В стойбище он знал пару человек, встречались на рыбалке, не раз помогал им сети тянуть, потому обратился к ним за помощью. Парни выслушали его, привели какого-то старого деда, что Пашку удивило — чисто выбритого. Дед по-русски не говорил совсем, приходилось переводить. Услышав, что хочет «белый» человек, старый ненец улыбнулся, сказал что-то на своём, Пашке перевели:
— Говорит, что просто так волка не возьмёшь, выследить не сможешь, умный зверь… самый умный зверь. К нам не ходит, давно не ходит. А что за рыжего волка, так видели его наши мальчишки прошлой зимой на озере… За лесом лежит озеро Хальмер-То, но ходить туда не надо. Он там прячется, значит, знает что-то. Озеро плохое, поганое, вода идёт как в реке, промоин много… Жди его, когда он с озера пойдёт в посёлок. Там жди. На озеро не ходи, нельзя тебе туда.

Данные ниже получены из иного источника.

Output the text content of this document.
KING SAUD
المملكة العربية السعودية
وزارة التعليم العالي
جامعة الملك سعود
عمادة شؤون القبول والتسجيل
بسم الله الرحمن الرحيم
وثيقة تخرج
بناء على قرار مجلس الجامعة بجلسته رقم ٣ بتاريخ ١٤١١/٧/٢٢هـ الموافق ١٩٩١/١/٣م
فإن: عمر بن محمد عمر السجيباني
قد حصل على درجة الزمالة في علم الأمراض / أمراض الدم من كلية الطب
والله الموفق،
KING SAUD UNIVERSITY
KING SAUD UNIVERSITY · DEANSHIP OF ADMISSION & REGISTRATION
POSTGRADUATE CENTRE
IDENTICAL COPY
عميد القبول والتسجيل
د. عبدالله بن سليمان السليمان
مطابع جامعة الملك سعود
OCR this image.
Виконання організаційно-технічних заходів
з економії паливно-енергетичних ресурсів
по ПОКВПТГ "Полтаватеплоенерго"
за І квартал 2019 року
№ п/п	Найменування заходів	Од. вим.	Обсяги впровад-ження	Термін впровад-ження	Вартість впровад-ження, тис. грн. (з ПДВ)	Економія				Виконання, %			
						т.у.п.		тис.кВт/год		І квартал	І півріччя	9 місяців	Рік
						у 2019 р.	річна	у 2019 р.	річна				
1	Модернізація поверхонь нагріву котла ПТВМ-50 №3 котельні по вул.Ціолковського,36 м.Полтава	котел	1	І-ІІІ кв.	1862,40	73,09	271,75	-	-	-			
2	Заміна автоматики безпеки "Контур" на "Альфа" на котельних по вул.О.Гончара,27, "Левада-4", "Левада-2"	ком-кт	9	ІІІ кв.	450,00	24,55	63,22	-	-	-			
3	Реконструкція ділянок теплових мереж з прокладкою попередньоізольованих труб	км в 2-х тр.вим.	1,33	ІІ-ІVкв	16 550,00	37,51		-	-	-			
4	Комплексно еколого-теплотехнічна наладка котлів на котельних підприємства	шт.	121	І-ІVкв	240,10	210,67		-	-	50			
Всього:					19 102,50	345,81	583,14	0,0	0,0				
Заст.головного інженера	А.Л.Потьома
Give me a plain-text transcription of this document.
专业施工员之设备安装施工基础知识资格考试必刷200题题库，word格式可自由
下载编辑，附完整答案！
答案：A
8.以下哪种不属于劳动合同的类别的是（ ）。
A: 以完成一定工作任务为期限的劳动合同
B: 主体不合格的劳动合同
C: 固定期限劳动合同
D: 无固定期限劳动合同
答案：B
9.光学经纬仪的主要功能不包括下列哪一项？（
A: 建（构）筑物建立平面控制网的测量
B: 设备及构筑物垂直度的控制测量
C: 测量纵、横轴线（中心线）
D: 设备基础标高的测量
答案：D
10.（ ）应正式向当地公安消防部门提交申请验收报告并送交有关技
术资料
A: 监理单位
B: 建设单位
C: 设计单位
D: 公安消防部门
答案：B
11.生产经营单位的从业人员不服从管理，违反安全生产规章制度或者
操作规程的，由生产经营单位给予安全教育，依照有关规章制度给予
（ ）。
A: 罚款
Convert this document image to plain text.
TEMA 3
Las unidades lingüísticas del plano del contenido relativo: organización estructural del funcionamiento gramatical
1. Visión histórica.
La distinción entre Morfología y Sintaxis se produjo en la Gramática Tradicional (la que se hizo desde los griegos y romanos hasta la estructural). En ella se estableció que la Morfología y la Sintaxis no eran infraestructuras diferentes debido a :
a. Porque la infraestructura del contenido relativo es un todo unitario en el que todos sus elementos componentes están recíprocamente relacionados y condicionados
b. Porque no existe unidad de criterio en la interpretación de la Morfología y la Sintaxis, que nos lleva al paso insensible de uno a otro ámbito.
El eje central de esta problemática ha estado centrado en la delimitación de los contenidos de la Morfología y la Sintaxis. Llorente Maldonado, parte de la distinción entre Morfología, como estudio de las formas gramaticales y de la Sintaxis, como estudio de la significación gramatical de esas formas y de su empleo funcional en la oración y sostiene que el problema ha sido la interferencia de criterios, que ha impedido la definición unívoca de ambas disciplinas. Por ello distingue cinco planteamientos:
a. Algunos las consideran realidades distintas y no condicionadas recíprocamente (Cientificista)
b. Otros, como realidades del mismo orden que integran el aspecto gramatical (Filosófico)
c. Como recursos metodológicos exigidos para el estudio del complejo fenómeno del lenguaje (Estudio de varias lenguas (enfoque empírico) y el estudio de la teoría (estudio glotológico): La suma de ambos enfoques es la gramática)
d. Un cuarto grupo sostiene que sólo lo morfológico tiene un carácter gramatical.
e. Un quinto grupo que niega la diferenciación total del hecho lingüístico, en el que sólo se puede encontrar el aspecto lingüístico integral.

Сказав такую речь, старый дед удалился. Ненцы, что переводили, кивнули ему и тоже сказали:
— Не ходи, Паша, на Хальмер, плохое озеро, поганое, лёд голубой, значит вода рядом… промоин много…
— Рассказывай, — усмехнулся Паша, — я вон с друзьями на неделе на Вашкиных озёрах рыбачил, так лёд там тоже голубой, а толщина знаешь?.. Полтора метра! Едва коловоротом пробурили лунку!
С этим и уехал. Возвращался домой немного в расстроенных чувствах, ничего же не узнал существенного! Что с того, что мальчишки ненцы видели рыжего волка на Хальмер-То? Прошлой зимой этот рыжий на Хальмер-То бичевал, а сейчас может где-нибудь под самим райцентром лежит себе под корягой, да гуся его переваривает, на оторванные бошки его овец поглядывает.
Однако тут же съездил домой, взял пару капканов, приманку, поехал на Хальмер-То. Остановиться пришлось метров за триста. Прошёл пешком по крепкому насту почти до берега озера, вбил железные колья в глубокий снег и привязал к ним капканы. Правда говорят, что волк не сидит в капкане, отгрызает себе лапу… ну да посмотрим.
Дальше Пашка поступил совсем уже разумно — он пошёл в местную библиотеку, что размещалась в школе, и попросил что-нибудь почитать о волках. Ему дали книжку, которая так и называлась — «Волк», написал её Павлов, давно написал, ещё в восьмидесятых годах прошлого столетия, охотовед, биолог из Кирова. Пашка столько узнал интересного и нового об этих хищниках, что с огромным уважением вдруг вспомнил старого ненца и его слова — умный зверь, самый умный зверь. В книжке Пашка вычитал, что один матёрый зарезал полугодовалого бычка, взвалил себе на спину и перемахнул с ним двухметровый забор. Оказывается, стаи бывают… На Таймыре обнаружили в один год стаю в пятьдесят четыре головы! Ужас! Это же и «калашникова» не хватит, чтобы отбиться.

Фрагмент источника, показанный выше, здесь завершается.